The Liberry Teacher was aghast at herself. She hadn't meant to wish such a very unmaidenly thing so hard. She jumped up and dashed across the room and began frantically to shelf-read books, explaining meanwhile with most violent emphasis to the listening Destinies:

"I didn't-oh, I didn't mean a real husband. It isn't that I yearn to be married to some good man, like an old maid or a Duchess novel. I-I just want all the lovely things Eva has, or any girl that marries them, without any trouble but taking care of a man. One man couldn't but be easier than a whole roomful of library babies. I want to be looked after, and have time to keep pretty, and a chance to make friends, and lovely frocks with lots of lace on them, and just months and months and months when I never had to do anything by a clock-and-and a rose-garden!"

This last idea was dangerous.

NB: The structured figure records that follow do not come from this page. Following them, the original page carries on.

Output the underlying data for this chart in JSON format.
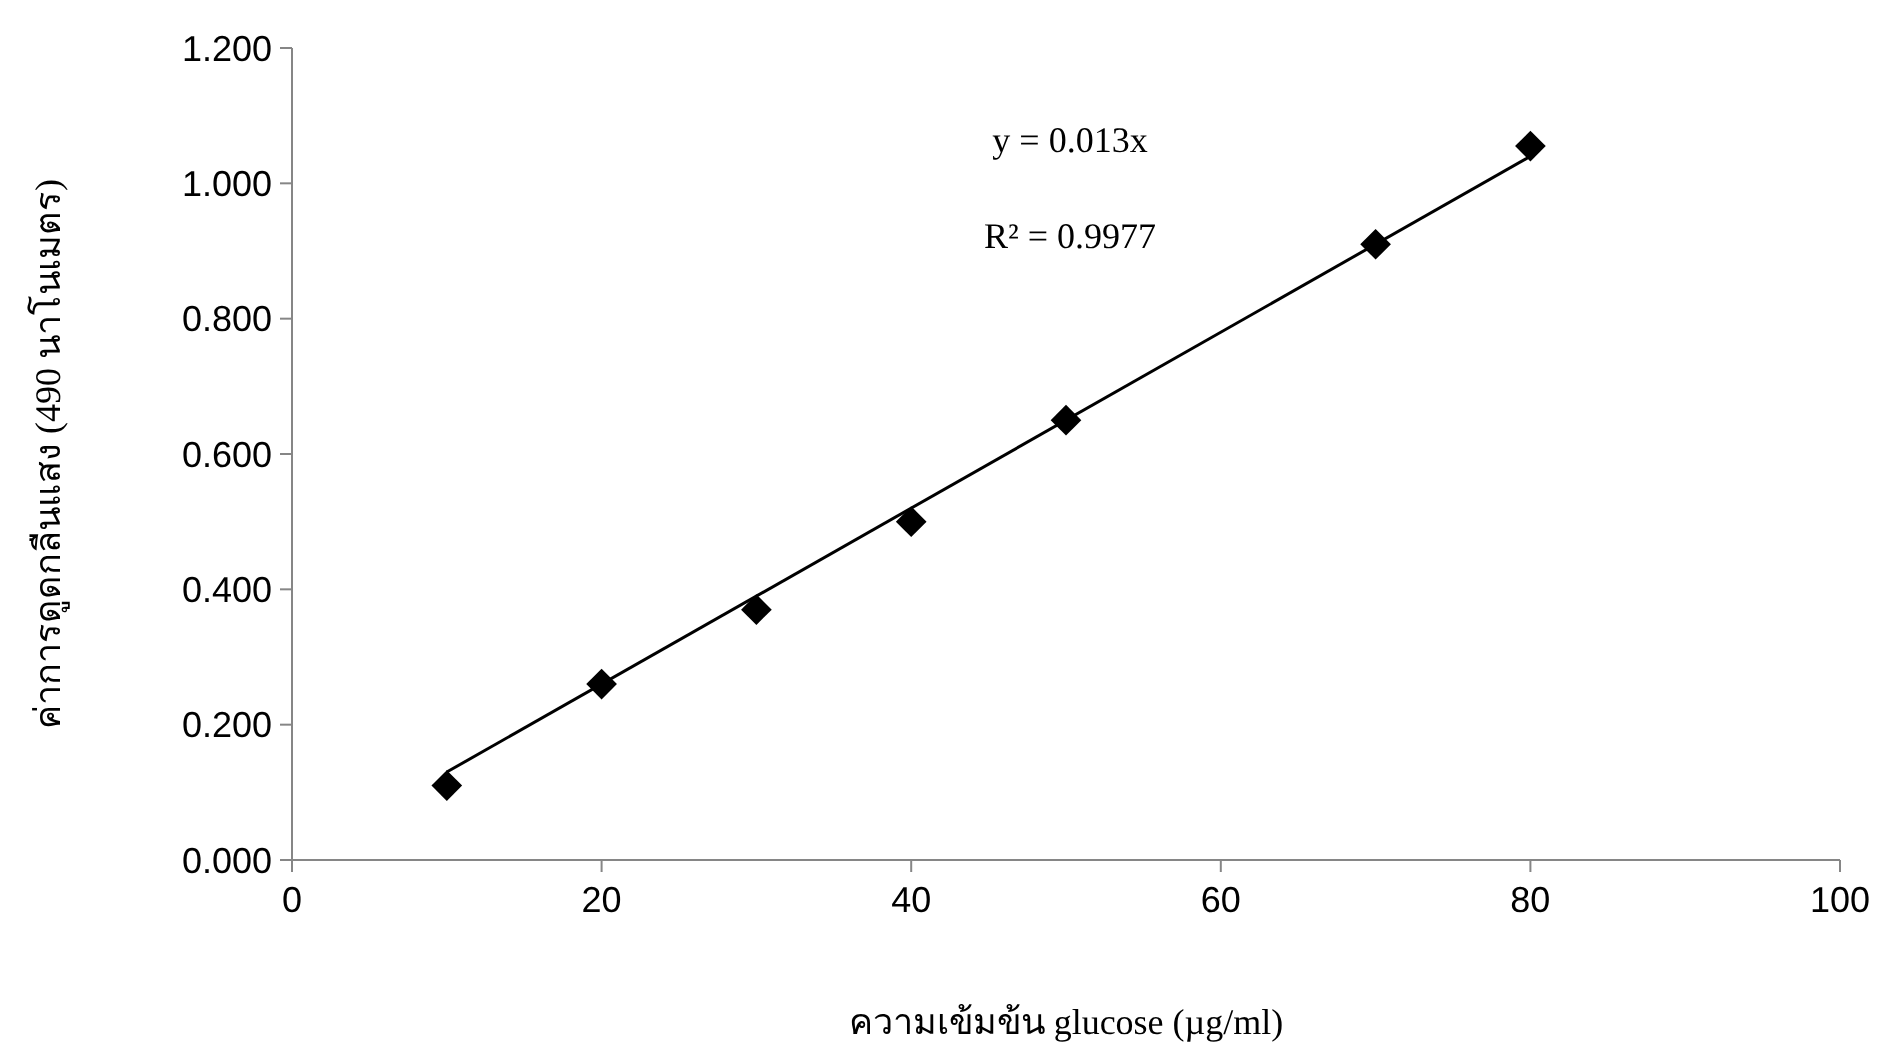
{
  "chart_data": {
    "type": "scatter",
    "xlabel": "ความเข้มข้น glucose (µg/ml)",
    "ylabel": "ค่าการดูดกลืนแสง (490 นาโนเมตร)",
    "x": [
      10,
      20,
      30,
      40,
      50,
      70,
      80
    ],
    "series": [
      {
        "color": "#000000",
        "marker": "diamond",
        "values": [
          0.11,
          0.26,
          0.37,
          0.5,
          0.65,
          0.91,
          1.055
        ]
      },
      {
        "type": "line",
        "color": "#000000",
        "x": [
          10,
          80
        ],
        "values": [
          0.13,
          1.04
        ]
      }
    ],
    "xlim": [
      0,
      100
    ],
    "xticks": [
      0,
      20,
      40,
      60,
      80,
      100
    ],
    "ylim": [
      0,
      1.2
    ],
    "yticks": [
      {
        "value": 0,
        "label": "0.000"
      },
      {
        "value": 0.2,
        "label": "0.200"
      },
      {
        "value": 0.4,
        "label": "0.400"
      },
      {
        "value": 0.6,
        "label": "0.600"
      },
      {
        "value": 0.8,
        "label": "0.800"
      },
      {
        "value": 1,
        "label": "1.000"
      },
      {
        "value": 1.2,
        "label": "1.200"
      }
    ],
    "annotations": [
      "y = 0.013x",
      "R² = 0.9977"
    ],
    "grid": false
  }
}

It isn't a good thing, if you want to be contented with your lot, to think of rose-gardens in a stuffy city library o' Saturdays; especially when where you were brought up rose-gardens were one of the common necessities of life; and more especially when you are tired almost to the crying-point, and have all the week's big sisters back of it dragging on you, and all its little sisters to come worrying at you, and-time not up till six.

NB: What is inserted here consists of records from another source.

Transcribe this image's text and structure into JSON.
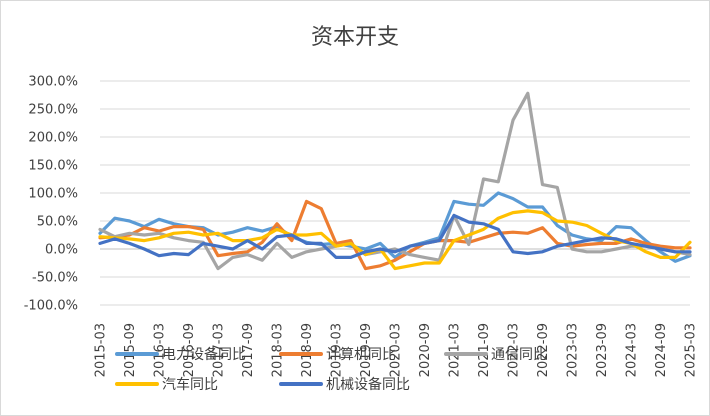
{
  "chart_data": {
    "type": "line",
    "title": "资本开支",
    "xlabel": "",
    "ylabel": "",
    "ylim": [
      -100,
      300
    ],
    "y_ticks": [
      "300.0%",
      "250.0%",
      "200.0%",
      "150.0%",
      "100.0%",
      "50.0%",
      "0.0%",
      "-50.0%",
      "-100.0%"
    ],
    "y_tick_values": [
      300,
      250,
      200,
      150,
      100,
      50,
      0,
      -50,
      -100
    ],
    "x_tick_labels": [
      "2015-03",
      "2015-09",
      "2016-03",
      "2016-09",
      "2017-03",
      "2017-09",
      "2018-03",
      "2018-09",
      "2019-03",
      "2019-09",
      "2020-03",
      "2020-09",
      "2021-03",
      "2021-09",
      "2022-03",
      "2022-09",
      "2023-03",
      "2023-09",
      "2024-03",
      "2024-09",
      "2025-03"
    ],
    "grid": true,
    "legend_position": "bottom",
    "x": [
      "2015-03",
      "2015-06",
      "2015-09",
      "2015-12",
      "2016-03",
      "2016-06",
      "2016-09",
      "2016-12",
      "2017-03",
      "2017-06",
      "2017-09",
      "2017-12",
      "2018-03",
      "2018-06",
      "2018-09",
      "2018-12",
      "2019-03",
      "2019-06",
      "2019-09",
      "2019-12",
      "2020-03",
      "2020-06",
      "2020-09",
      "2020-12",
      "2021-03",
      "2021-06",
      "2021-09",
      "2021-12",
      "2022-03",
      "2022-06",
      "2022-09",
      "2022-12",
      "2023-03",
      "2023-06",
      "2023-09",
      "2023-12",
      "2024-03",
      "2024-06",
      "2024-09",
      "2024-12",
      "2025-03"
    ],
    "series": [
      {
        "name": "电力设备同比",
        "color": "#5b9bd5",
        "values": [
          28,
          55,
          50,
          40,
          53,
          45,
          40,
          38,
          25,
          30,
          38,
          32,
          40,
          22,
          12,
          8,
          10,
          5,
          0,
          10,
          -15,
          5,
          12,
          20,
          85,
          80,
          78,
          100,
          90,
          75,
          75,
          42,
          25,
          18,
          15,
          40,
          38,
          15,
          -5,
          -22,
          -12
        ]
      },
      {
        "name": "计算机同比",
        "color": "#ed7d31",
        "values": [
          20,
          22,
          25,
          38,
          32,
          40,
          40,
          35,
          -12,
          -8,
          -5,
          12,
          45,
          15,
          85,
          72,
          10,
          15,
          -35,
          -30,
          -20,
          -5,
          10,
          15,
          15,
          12,
          20,
          28,
          30,
          28,
          38,
          10,
          5,
          8,
          10,
          10,
          18,
          10,
          5,
          2,
          2
        ]
      },
      {
        "name": "通信同比",
        "color": "#a5a5a5",
        "values": [
          35,
          22,
          28,
          25,
          28,
          20,
          15,
          12,
          -35,
          -15,
          -10,
          -20,
          10,
          -15,
          -5,
          0,
          5,
          10,
          -10,
          -5,
          0,
          -10,
          -15,
          -20,
          60,
          8,
          125,
          120,
          230,
          278,
          115,
          110,
          0,
          -5,
          -5,
          0,
          5,
          5,
          0,
          -5,
          -10
        ]
      },
      {
        "name": "汽车同比",
        "color": "#ffc000",
        "values": [
          22,
          20,
          18,
          15,
          20,
          28,
          30,
          25,
          28,
          15,
          15,
          20,
          35,
          25,
          25,
          28,
          5,
          10,
          -10,
          0,
          -35,
          -30,
          -25,
          -25,
          15,
          25,
          35,
          55,
          65,
          68,
          65,
          50,
          48,
          42,
          28,
          15,
          10,
          -5,
          -15,
          -15,
          12
        ]
      },
      {
        "name": "机械设备同比",
        "color": "#4472c4",
        "values": [
          10,
          18,
          10,
          0,
          -12,
          -8,
          -10,
          10,
          5,
          0,
          15,
          0,
          22,
          25,
          10,
          10,
          -15,
          -15,
          -5,
          0,
          -5,
          5,
          10,
          15,
          60,
          48,
          45,
          35,
          -5,
          -8,
          -5,
          5,
          10,
          15,
          20,
          18,
          10,
          5,
          0,
          -5,
          -5
        ]
      }
    ]
  }
}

But the Liberry Teacher went blindly on straightening shelves nearly as fast as the children could muss them up, and thinking about that rose-garden she wanted, with files of masseuses and manicures and French maids and messenger-boys with boxes banked soothingly behind every bush. And the thought became too beautiful to dally with.

"I'd marry anything that would give me a rose-garden!" reiterated the Liberry Teacher passionately to the Destinies, who are rather catty ladies, and apt to catch up unguarded remarks you make. "Anything-so long as it was a gentleman-and he didn't scold me-and-and-I didn't have to associate with him!" her New England maidenliness added in haste.

Then, for the librarian who cannot laugh, like the one who reads, is supposed in library circles to be lost, Phyllis shook herself and laughed at herself a little, bravely. Then she collected the most uproarious of her flock around her and began telling them stories out of the "Merry Adventures of Robin Hood." It would keep the children quiet, and her thoughts, too. She put rose-gardens, not to say manicurists and husbands, severely out of her head. But you can't play fast and loose with the Destinies that way.

"Done!" they had replied quietly to her last schedule of requirements. "We'll send our messenger over right away." It was not their fault that the Liberry Teacher could not hear them.